Eat and greet. The best thing about a holiday party should be the food. If your affair is catered, ask about local and organic options. Request linens and silverware instead of disposables. If you’re planning to have your shindig at a nearby establishment, support a local business instead of a faceless chain. And if you’re inclined to raise the bar, consider biodynamic wines, organic beers, or your own occasion-specific organic cocktails. Provide recycling bins, and either compost leftover food or donate it to a local organization.

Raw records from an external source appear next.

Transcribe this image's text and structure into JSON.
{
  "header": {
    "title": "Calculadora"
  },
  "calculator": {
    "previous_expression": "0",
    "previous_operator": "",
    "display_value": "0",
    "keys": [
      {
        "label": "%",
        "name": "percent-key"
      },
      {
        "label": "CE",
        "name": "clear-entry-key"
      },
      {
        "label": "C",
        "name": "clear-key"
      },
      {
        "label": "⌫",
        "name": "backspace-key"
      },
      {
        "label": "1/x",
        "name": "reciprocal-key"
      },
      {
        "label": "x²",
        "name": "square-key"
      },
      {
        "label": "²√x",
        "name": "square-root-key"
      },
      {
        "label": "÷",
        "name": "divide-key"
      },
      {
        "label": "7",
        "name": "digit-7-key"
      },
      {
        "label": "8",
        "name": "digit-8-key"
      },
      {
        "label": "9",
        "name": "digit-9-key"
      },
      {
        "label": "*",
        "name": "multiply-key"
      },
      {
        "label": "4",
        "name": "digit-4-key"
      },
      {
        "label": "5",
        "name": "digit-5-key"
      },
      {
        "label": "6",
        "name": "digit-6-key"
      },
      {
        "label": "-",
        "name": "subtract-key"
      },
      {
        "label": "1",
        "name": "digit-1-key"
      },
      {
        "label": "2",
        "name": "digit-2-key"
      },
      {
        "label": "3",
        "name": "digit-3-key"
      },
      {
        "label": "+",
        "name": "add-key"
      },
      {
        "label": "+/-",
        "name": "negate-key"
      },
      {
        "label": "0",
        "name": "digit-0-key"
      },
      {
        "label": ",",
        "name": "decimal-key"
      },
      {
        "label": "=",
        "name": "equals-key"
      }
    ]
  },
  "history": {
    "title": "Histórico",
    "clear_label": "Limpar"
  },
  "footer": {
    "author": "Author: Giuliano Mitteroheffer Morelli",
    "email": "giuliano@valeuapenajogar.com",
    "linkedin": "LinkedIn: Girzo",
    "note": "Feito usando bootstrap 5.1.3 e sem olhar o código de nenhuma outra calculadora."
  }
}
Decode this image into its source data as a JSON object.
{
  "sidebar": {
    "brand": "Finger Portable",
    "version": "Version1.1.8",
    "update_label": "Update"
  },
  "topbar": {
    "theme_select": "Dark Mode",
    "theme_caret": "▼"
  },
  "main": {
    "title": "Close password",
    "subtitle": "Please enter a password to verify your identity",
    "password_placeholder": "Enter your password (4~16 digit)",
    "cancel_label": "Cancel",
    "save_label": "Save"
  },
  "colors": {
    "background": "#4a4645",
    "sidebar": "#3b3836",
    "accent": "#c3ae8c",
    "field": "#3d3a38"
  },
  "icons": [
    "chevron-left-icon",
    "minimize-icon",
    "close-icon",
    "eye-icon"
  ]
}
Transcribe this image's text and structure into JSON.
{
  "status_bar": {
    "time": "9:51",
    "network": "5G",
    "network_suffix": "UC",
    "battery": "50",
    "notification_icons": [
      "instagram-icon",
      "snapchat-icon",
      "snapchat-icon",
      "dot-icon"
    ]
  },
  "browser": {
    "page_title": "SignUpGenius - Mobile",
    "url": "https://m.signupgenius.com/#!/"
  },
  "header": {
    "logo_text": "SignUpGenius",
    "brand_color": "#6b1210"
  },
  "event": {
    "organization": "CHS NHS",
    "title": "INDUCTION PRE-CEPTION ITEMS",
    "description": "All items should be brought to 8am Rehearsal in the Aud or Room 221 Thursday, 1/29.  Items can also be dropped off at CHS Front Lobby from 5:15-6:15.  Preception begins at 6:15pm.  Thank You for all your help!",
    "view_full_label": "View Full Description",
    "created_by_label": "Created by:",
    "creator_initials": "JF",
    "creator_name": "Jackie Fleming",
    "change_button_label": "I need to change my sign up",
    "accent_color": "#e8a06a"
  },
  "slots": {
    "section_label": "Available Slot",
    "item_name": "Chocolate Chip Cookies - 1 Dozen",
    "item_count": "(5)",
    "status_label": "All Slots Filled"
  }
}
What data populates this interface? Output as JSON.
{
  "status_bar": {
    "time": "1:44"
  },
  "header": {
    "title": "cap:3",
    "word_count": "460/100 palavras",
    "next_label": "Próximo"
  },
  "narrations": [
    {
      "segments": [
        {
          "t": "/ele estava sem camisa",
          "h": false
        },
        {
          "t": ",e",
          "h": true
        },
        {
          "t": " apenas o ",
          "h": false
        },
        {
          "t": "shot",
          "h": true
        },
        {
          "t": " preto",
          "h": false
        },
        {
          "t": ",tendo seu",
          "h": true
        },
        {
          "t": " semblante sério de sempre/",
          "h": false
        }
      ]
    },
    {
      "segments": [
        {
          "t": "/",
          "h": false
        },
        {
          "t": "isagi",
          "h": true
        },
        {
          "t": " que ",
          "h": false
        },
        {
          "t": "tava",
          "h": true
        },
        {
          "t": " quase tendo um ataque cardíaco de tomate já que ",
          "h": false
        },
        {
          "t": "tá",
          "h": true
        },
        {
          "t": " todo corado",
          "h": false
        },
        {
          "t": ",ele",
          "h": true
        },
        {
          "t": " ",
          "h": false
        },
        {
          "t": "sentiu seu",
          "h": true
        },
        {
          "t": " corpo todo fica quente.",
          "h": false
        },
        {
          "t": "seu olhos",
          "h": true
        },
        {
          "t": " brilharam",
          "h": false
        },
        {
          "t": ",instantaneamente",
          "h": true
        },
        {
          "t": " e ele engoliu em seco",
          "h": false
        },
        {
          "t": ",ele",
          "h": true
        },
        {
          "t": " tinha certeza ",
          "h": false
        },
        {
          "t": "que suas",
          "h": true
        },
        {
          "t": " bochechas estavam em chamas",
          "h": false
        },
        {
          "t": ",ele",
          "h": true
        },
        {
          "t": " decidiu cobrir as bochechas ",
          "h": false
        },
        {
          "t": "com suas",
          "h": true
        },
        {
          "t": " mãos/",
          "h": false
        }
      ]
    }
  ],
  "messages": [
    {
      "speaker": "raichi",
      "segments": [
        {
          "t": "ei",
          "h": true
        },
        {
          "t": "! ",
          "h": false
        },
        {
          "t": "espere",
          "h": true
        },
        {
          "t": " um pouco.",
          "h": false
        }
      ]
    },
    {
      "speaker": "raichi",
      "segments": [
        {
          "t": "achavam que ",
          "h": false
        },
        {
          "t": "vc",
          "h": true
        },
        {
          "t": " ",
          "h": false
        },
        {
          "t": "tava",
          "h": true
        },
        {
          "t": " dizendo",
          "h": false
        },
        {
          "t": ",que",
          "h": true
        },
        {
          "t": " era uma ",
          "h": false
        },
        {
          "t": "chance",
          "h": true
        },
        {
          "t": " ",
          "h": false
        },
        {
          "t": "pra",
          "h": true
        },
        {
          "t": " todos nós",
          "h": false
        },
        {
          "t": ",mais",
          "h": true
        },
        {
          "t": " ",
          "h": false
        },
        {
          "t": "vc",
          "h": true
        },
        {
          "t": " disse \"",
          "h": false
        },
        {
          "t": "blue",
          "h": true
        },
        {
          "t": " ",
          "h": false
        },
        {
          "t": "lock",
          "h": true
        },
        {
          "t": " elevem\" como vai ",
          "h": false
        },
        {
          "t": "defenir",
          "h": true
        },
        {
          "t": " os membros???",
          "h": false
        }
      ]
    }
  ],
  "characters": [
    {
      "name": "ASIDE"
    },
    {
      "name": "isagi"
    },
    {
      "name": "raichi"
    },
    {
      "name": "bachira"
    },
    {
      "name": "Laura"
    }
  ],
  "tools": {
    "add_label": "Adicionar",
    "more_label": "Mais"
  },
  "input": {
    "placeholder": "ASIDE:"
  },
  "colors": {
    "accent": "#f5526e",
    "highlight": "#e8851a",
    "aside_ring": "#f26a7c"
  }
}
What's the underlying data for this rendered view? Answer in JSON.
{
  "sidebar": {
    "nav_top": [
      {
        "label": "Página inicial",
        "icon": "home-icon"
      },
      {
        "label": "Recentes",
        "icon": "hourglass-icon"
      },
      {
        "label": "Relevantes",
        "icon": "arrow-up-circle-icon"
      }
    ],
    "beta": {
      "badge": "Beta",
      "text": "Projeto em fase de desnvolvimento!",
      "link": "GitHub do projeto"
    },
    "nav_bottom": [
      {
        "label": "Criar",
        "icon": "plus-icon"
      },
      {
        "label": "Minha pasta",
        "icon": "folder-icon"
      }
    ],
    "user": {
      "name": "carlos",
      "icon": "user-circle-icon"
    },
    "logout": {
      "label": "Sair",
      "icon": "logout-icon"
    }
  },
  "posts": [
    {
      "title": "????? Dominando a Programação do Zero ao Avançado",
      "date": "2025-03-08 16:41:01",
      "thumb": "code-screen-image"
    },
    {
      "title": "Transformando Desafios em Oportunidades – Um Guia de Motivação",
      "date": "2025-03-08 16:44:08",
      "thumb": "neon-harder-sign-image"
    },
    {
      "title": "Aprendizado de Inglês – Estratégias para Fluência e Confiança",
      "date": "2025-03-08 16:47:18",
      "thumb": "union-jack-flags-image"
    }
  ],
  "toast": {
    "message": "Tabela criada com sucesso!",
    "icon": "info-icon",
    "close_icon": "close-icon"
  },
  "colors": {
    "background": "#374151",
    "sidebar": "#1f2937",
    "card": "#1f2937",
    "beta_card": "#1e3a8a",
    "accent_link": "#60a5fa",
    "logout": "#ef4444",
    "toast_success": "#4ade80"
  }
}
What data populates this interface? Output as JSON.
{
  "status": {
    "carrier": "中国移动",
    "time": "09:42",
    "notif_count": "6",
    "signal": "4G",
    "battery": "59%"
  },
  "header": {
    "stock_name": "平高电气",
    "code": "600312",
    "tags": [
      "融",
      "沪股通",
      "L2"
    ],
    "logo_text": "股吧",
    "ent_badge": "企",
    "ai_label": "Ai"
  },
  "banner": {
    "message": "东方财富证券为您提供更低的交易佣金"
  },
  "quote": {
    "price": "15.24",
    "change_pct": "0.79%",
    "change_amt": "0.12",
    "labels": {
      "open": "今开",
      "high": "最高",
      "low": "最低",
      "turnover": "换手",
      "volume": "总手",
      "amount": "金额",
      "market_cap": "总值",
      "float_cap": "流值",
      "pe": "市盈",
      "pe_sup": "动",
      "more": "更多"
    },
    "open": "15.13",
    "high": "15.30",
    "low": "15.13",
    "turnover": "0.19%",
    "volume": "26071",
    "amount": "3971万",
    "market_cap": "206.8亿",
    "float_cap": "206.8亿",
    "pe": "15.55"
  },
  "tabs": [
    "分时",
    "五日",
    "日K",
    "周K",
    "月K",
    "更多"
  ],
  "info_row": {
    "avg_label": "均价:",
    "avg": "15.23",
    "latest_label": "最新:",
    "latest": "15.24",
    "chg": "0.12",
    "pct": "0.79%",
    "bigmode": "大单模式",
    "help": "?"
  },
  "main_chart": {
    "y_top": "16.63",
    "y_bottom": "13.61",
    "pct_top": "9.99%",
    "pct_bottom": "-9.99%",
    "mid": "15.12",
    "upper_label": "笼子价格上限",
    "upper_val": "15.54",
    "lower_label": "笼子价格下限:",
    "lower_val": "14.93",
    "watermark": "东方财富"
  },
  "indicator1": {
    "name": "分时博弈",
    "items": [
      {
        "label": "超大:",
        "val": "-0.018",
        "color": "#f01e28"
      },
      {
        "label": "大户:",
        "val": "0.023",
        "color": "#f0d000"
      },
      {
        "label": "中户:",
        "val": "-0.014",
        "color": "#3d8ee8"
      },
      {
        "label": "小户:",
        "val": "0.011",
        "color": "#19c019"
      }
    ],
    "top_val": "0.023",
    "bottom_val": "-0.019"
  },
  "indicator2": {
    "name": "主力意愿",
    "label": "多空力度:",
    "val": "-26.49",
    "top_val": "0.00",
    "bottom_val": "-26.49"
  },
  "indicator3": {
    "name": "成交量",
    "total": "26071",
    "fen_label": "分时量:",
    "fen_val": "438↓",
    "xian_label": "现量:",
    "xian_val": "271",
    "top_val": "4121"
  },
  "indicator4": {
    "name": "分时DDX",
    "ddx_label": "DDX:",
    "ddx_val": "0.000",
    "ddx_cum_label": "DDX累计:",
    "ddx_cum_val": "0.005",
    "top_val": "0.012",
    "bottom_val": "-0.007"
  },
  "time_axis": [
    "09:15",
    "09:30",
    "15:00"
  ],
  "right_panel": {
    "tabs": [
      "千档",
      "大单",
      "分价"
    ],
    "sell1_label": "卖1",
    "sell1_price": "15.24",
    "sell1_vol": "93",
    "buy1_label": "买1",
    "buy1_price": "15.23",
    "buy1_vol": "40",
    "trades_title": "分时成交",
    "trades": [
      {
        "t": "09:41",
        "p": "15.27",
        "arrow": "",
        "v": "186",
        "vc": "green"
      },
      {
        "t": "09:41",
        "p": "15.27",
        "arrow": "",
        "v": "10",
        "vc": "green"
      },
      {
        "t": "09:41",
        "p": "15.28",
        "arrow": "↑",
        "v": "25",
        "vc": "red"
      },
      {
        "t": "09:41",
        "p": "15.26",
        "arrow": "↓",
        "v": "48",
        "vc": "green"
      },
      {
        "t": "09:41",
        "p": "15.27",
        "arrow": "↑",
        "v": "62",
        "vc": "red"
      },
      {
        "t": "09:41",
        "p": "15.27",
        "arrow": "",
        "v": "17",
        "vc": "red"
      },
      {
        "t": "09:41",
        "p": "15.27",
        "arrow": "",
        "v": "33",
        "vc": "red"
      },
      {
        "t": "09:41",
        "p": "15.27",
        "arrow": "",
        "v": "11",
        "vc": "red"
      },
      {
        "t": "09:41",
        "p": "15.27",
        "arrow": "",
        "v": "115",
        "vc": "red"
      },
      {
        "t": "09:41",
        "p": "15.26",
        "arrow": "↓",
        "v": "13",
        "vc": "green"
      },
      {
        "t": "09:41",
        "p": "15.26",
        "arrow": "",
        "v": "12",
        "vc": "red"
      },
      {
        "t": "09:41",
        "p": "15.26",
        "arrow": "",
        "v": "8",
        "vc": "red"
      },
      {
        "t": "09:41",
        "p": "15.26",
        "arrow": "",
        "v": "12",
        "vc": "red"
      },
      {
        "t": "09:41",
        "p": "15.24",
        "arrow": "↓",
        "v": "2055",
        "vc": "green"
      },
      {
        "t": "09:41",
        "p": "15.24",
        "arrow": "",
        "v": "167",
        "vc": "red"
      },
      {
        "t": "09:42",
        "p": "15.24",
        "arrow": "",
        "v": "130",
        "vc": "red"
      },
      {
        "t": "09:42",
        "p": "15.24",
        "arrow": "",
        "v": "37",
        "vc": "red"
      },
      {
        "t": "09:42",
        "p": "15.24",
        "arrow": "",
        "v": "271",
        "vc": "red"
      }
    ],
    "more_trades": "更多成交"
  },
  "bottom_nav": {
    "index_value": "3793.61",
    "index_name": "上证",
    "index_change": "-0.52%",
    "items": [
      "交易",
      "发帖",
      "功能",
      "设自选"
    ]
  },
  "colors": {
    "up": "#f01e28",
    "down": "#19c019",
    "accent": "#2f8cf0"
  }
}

Cut the crap. Don’t give out pewter pens or umbrellas stamped with your company logo to every staffer — it creates waste and inspires frustration. Instead, if you have that money to spare, put it into the next paycheck or a gift card. If staffers are pushing to uphold gift-giving traditions, consider a white-elephant exchange, and make it the kind where you bring an item from home, not purchase something new. And if custom dictates that you absolutely must give something to your (greedy, planet-fucking) clients, look into green options geared toward corporations (see Resources, below).
The Big Step
Call the whole thing off. Follow the lead of companies like Viacom, which is giving employees extra paid days off this year instead of splurging on a holiday bash. Or look into a “Big Little Holiday Party” — these collaborative events, catching on around the country, bring small groups together for one whopper of a good, impact-sharing time. Or hold your holiday party in January — after the frenzy of the holiday season is over, when people need a diversion, and when food and facility costs aren’t jacked up beyond all reason.
Whatever you do and however crunched your finances may be, be sure to show your employees the love. After all, where would you be without them?